I had the opportunity to preach in my home church today. This church has supported me through my career changes, and my time at seminary. I’ve preached here more than any other place; the first time when I was seventeen.
Before I went to seminary, all of my sermons were accompanied by a Power Point presentation. I usually moved quite freely around the stage, and sometimes up and down the aisles. After my first contextual ministry course, where I read some very persuasive books on the mystery, and sanctity of preaching, and allowing the Spirit to work, led me to change my methods; I become a manuscript preacher. Some of the folks in my home church wondered about the change; expressed their desire to see some of the old way again. My explanations didn’t seem to hold water with them, so, I relented.
I preached today, with a full presentation to go with the message. I found out a couple of reasons why this might not be a practice for every week. First, it takes a lot of time. The sermon was written for my candidacy interview and I had preached it a few times before. It needed to be changed to match today, Palm Sunday, but, the biggest part of my prep this week was the presentation. It’s just a good thing I had already written the sermon.
The second issue is the technology itself. Today, for the second time, I used an i-pad to preach from. It seems like a good choice of resources, it saves about twenty sheets of paper every service. I used it for the first time a couple of weeks ago, flawlessly. This morning, I was unable to switch from the order of service to the sermon. Fortunately, J wouldn’t let me leave the house with out a paper back-up. I used it. Then, the presentation software froze and wouldn’t move to the first slide. It was a simple matter to escape and restart the presentation, but the whole thing left me feeling like I had started off on the wrong foot.

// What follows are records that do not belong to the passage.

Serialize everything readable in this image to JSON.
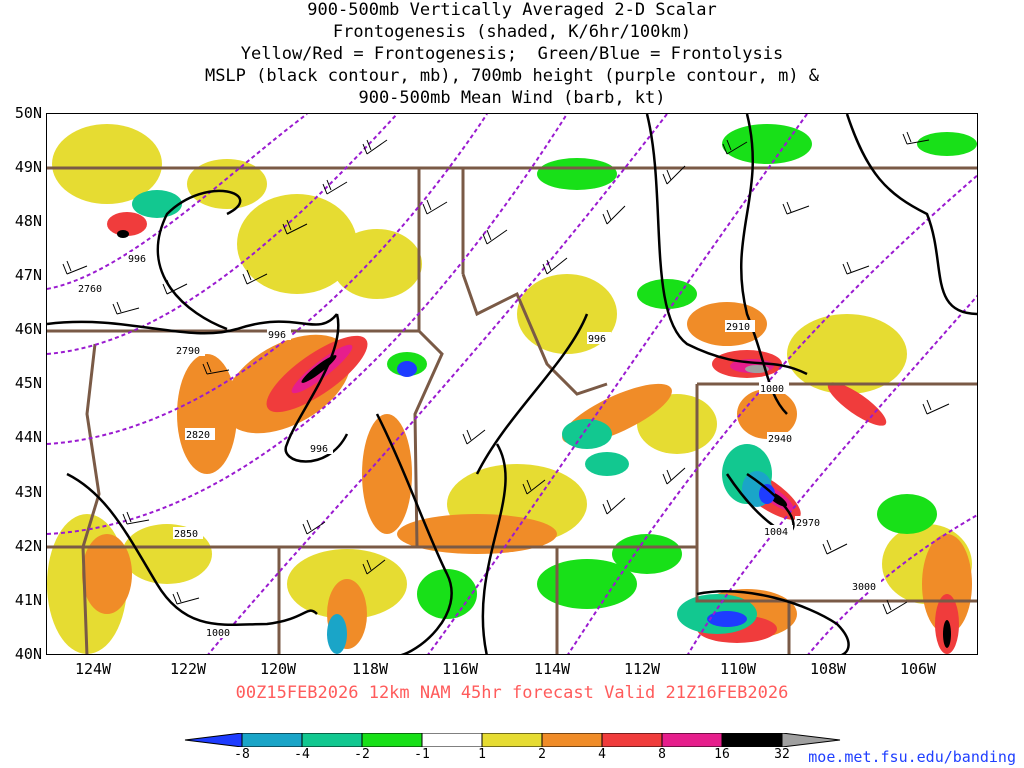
{
  "titles": [
    "900-500mb Vertically Averaged 2-D Scalar",
    "Frontogenesis (shaded, K/6hr/100km)",
    "Yellow/Red = Frontogenesis;  Green/Blue = Frontolysis",
    "MSLP (black contour, mb), 700mb height (purple contour, m) &",
    "900-500mb Mean Wind (barb, kt)"
  ],
  "lat_labels": [
    "50N",
    "49N",
    "48N",
    "47N",
    "46N",
    "45N",
    "44N",
    "43N",
    "42N",
    "41N",
    "40N"
  ],
  "lon_labels": [
    "124W",
    "122W",
    "120W",
    "118W",
    "116W",
    "114W",
    "112W",
    "110W",
    "108W",
    "106W"
  ],
  "valid_line": "00Z15FEB2026 12km NAM 45hr forecast Valid 21Z16FEB2026",
  "credit": "moe.met.fsu.edu/banding",
  "colorbar": {
    "labels": [
      "-8",
      "-4",
      "-2",
      "-1",
      "1",
      "2",
      "4",
      "8",
      "16",
      "32"
    ],
    "colors": [
      "#1e3cff",
      "#1aa5c8",
      "#12c890",
      "#18e018",
      "#ffffff",
      "#e6dc32",
      "#f08c28",
      "#f03c3c",
      "#e61e8c",
      "#000000",
      "#a0a0a0"
    ]
  },
  "contours": {
    "mslp": [
      "996",
      "996",
      "996",
      "996",
      "1000",
      "1000",
      "1004"
    ],
    "height": [
      "2760",
      "2790",
      "2820",
      "2850",
      "2910",
      "2940",
      "2970",
      "3000"
    ]
  },
  "colors": {
    "title": "#000000",
    "valid": "#ff5b5b",
    "credit": "#1f3fff",
    "borders": "#7a5a46",
    "height_contour": "#9a1ad0",
    "mslp_contour": "#000000"
  }
}
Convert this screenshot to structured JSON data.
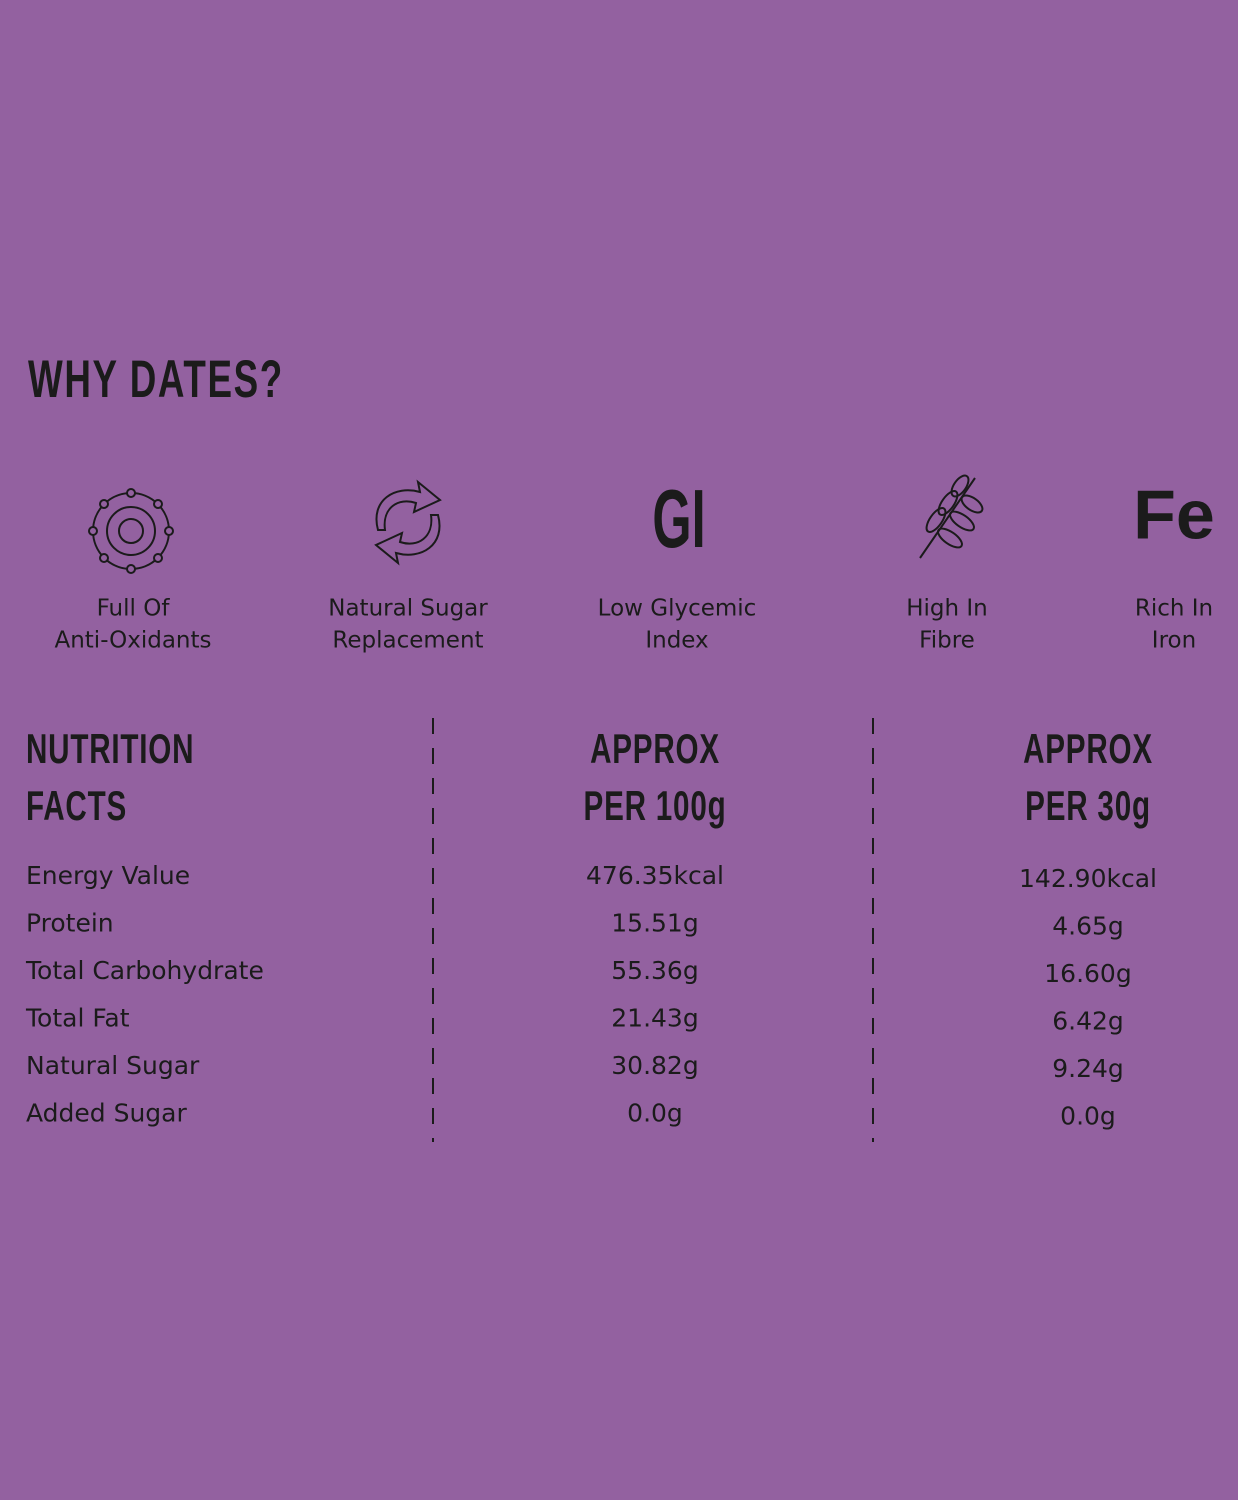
{
  "header": {
    "title": "WHY DATES?"
  },
  "features": [
    {
      "label_lines": [
        "Full Of",
        "Anti-Oxidants"
      ]
    },
    {
      "label_lines": [
        "Natural Sugar",
        "Replacement"
      ]
    },
    {
      "icon_text": "GI",
      "label_lines": [
        "Low Glycemic",
        "Index"
      ]
    },
    {
      "label_lines": [
        "High In",
        "Fibre"
      ]
    },
    {
      "icon_text": "Fe",
      "label_lines": [
        "Rich In",
        "Iron"
      ]
    }
  ],
  "table": {
    "header": [
      [
        "NUTRITION",
        "FACTS"
      ],
      [
        "APPROX",
        "PER 100g"
      ],
      [
        "APPROX",
        "PER 30g"
      ]
    ],
    "rows": [
      [
        "Energy Value",
        "476.35kcal",
        "142.90kcal"
      ],
      [
        "Protein",
        "15.51g",
        "4.65g"
      ],
      [
        "Total Carbohydrate",
        "55.36g",
        "16.60g"
      ],
      [
        "Total Fat",
        "21.43g",
        "6.42g"
      ],
      [
        "Natural Sugar",
        "30.82g",
        "9.24g"
      ],
      [
        "Added Sugar",
        "0.0g",
        "0.0g"
      ]
    ]
  }
}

Most of the angst was my own. Even though folks knew there were technical difficulties, they are very forgiving, and the glitch was dealt with quickly, it made me wonder if maybe the distraction to the preacher, during the week and during the service, and to the congregation, does make concerns about the use of technology valid. On the other hand, I was able to see a number of younger members, often lost in their own thoughts, actually paying attention, and a number of congregants expressed their appreciation for the illustrations.
I finished more exhausted than usual, likely because manipulating text, presentation, and the actual speaking makes the job more complicated, but, the jury is still out, this likely won’t be the last time I use technology.